Some Protestants do not believe in the physical presence of Christ in the sacrament
If you’re talking about the Real Presence comment, I was talking specifically about the Catholic understanding of it. As far as I’m aware, no Protestant group believes that the bread and wine literally become the body and blood of Christ, just that Christ is present in some way with it. If you could point me to a Protestant group that does believe in it as we do, then fine, but the closest I know of are Lutherans and Anglicans, who still aren’t quite Catholic enough.
As far as apostolic succession, that to is false.
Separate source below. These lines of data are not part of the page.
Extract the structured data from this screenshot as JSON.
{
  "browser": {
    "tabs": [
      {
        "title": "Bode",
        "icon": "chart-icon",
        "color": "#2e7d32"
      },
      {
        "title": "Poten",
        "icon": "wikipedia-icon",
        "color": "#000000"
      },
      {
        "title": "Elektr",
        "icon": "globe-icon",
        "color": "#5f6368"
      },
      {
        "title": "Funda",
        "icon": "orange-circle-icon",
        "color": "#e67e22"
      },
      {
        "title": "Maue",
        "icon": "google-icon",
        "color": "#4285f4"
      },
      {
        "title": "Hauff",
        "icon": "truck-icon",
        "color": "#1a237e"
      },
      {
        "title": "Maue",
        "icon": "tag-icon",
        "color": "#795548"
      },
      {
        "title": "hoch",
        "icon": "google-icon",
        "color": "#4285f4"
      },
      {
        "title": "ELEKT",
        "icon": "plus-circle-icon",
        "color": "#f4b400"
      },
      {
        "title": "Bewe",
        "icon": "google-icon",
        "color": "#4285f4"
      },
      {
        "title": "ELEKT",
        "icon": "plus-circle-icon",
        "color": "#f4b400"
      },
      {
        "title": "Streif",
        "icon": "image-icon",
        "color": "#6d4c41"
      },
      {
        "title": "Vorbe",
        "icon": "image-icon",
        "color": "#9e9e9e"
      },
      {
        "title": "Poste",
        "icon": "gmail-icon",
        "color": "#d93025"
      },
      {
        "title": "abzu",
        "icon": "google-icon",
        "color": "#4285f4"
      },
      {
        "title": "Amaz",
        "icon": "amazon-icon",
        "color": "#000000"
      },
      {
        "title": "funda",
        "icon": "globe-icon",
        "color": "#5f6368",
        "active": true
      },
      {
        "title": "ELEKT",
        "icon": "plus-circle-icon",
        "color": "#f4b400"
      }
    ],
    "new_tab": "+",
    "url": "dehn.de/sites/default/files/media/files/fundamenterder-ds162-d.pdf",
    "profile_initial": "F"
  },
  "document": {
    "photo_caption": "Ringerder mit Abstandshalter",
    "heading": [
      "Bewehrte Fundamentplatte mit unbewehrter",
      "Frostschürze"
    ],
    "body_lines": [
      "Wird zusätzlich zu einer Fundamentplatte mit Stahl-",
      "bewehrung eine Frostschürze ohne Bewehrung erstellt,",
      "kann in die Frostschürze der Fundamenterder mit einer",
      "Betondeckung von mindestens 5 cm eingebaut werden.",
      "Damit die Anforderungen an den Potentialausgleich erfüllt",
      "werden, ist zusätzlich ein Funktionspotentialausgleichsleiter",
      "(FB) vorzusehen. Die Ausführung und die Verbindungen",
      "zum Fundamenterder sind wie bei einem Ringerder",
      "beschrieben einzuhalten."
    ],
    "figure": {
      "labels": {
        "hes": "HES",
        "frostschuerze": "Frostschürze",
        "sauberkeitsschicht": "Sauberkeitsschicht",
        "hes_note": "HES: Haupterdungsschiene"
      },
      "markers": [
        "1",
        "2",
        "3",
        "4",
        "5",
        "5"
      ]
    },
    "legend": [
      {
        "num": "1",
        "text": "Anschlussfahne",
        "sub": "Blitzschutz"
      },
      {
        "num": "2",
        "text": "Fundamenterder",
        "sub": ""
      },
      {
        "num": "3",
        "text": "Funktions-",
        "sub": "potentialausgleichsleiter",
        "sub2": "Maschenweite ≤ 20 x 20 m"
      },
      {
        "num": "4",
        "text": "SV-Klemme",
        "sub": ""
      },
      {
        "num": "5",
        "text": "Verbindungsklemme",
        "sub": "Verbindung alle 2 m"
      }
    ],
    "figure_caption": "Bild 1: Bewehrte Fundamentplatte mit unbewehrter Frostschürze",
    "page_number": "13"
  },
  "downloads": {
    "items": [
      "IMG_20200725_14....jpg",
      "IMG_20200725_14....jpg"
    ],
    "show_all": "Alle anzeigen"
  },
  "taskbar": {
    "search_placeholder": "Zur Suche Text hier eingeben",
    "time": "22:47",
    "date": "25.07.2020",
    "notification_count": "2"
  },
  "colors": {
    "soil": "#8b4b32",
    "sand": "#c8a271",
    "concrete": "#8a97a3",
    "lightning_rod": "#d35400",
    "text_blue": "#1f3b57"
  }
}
We have a different understanding of what apostolic succession means.
I know, but again, you reject the Catholic and historical understanding of it.
Bear in mind, my comment was made as a Catholic to a Catholic in a discussion about how Protestants differ from Catholic interpretation. Frankly, I wasn’t that concerned about getting into all the little nuances of the dozen or more Protestant interpretations because, as far as I’m aware, none accept either as we do.
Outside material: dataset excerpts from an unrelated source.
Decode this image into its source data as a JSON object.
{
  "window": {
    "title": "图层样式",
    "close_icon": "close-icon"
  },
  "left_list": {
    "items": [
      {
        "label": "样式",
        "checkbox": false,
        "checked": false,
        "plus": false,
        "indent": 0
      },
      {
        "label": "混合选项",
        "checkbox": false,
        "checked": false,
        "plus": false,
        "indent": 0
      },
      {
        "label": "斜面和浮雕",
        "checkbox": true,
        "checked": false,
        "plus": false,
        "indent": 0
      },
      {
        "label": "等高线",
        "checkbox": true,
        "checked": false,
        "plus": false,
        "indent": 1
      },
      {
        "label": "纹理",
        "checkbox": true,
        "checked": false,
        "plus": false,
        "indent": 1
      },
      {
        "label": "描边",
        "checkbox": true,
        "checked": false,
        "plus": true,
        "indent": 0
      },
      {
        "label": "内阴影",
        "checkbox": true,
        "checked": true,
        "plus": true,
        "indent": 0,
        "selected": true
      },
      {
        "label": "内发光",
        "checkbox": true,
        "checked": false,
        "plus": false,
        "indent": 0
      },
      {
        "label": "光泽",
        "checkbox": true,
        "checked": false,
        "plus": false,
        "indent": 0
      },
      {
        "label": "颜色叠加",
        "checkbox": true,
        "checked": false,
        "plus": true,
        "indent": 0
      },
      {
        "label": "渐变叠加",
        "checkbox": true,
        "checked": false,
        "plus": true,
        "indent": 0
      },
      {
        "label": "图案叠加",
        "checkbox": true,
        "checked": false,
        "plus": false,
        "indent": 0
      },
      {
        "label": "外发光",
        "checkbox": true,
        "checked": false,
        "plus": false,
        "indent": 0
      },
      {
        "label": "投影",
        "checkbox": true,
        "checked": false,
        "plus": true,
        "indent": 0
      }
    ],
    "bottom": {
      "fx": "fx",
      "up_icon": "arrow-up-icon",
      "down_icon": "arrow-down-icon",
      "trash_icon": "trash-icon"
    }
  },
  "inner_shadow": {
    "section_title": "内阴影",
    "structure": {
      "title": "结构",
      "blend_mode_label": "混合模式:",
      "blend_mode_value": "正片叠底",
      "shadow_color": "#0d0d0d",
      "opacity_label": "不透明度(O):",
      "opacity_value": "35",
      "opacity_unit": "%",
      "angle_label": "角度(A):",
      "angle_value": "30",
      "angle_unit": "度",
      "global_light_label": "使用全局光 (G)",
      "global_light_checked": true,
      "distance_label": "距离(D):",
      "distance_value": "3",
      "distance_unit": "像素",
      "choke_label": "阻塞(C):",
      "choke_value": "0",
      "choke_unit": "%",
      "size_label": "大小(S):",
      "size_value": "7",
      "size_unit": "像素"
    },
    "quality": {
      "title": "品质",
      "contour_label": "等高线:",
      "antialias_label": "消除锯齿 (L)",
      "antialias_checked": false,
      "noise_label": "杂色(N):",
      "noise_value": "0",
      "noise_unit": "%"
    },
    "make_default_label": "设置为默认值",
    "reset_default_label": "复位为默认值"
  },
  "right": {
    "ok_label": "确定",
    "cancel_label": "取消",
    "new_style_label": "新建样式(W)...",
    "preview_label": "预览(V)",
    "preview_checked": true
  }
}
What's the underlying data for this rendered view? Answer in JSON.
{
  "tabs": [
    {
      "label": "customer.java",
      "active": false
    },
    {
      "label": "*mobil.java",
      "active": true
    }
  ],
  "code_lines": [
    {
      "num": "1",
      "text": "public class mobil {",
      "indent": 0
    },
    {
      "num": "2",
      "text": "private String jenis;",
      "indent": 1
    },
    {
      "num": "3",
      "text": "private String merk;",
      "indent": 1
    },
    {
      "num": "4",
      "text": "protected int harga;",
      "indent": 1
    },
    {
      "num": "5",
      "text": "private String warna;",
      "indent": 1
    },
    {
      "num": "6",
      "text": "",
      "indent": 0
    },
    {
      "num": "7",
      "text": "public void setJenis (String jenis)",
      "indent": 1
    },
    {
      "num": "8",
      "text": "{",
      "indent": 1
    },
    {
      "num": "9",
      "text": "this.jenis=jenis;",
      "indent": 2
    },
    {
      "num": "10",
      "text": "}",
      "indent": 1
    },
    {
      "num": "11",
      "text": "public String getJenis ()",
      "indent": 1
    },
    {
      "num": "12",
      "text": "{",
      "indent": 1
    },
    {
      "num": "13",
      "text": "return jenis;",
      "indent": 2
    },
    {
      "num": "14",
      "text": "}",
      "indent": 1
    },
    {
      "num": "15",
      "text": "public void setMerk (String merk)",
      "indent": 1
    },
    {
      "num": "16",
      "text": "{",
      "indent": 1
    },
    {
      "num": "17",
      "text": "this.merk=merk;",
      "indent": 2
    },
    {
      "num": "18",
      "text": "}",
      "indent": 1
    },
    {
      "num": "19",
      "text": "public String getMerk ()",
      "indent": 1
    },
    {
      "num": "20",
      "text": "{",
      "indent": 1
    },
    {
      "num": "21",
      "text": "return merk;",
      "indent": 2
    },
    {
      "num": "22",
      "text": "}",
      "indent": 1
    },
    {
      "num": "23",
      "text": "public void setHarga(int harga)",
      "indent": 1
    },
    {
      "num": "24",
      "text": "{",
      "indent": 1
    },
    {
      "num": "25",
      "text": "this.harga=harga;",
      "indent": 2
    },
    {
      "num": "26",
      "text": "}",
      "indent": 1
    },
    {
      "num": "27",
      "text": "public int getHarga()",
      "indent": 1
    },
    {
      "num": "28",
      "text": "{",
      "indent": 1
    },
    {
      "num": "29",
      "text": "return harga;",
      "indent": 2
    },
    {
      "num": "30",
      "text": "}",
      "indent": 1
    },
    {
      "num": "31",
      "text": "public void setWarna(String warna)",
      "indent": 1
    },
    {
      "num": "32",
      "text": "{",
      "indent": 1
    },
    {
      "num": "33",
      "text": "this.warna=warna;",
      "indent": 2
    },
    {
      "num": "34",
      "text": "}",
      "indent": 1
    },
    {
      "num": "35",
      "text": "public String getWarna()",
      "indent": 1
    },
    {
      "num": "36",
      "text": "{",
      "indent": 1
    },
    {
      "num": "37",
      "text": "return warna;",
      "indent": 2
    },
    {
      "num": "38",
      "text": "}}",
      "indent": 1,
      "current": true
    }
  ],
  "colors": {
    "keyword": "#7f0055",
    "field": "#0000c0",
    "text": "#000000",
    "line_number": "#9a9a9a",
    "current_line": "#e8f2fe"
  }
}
No we don’t. We believe in the correct interpretation of scripture.
Ignoring the Protestants who absolutely and unashamedly profess belief in private interpretation as part of their “personal relationship with God”, even the more traditional Protestants ultimately make tradition subject to one’s personal interpretation of the Scripture, because tradition is only accepted on the grounds that it can be found in Scripture. Of course, being found in Scripture is itself contingent on the interpreter being able to get the same interpretation. To quote John Calvin, “[A]ll things our ours.” In other words, you’re still the final authority, but you’re just not willing to admit to it openly.
Granted, I know some Protestants who do submit to a tradition in all ways, but that just leads to a bizarre scenario of, for instance, Reformed Christians yelling “no one is always right” while simultaneously treating the Westminster Confession as always right.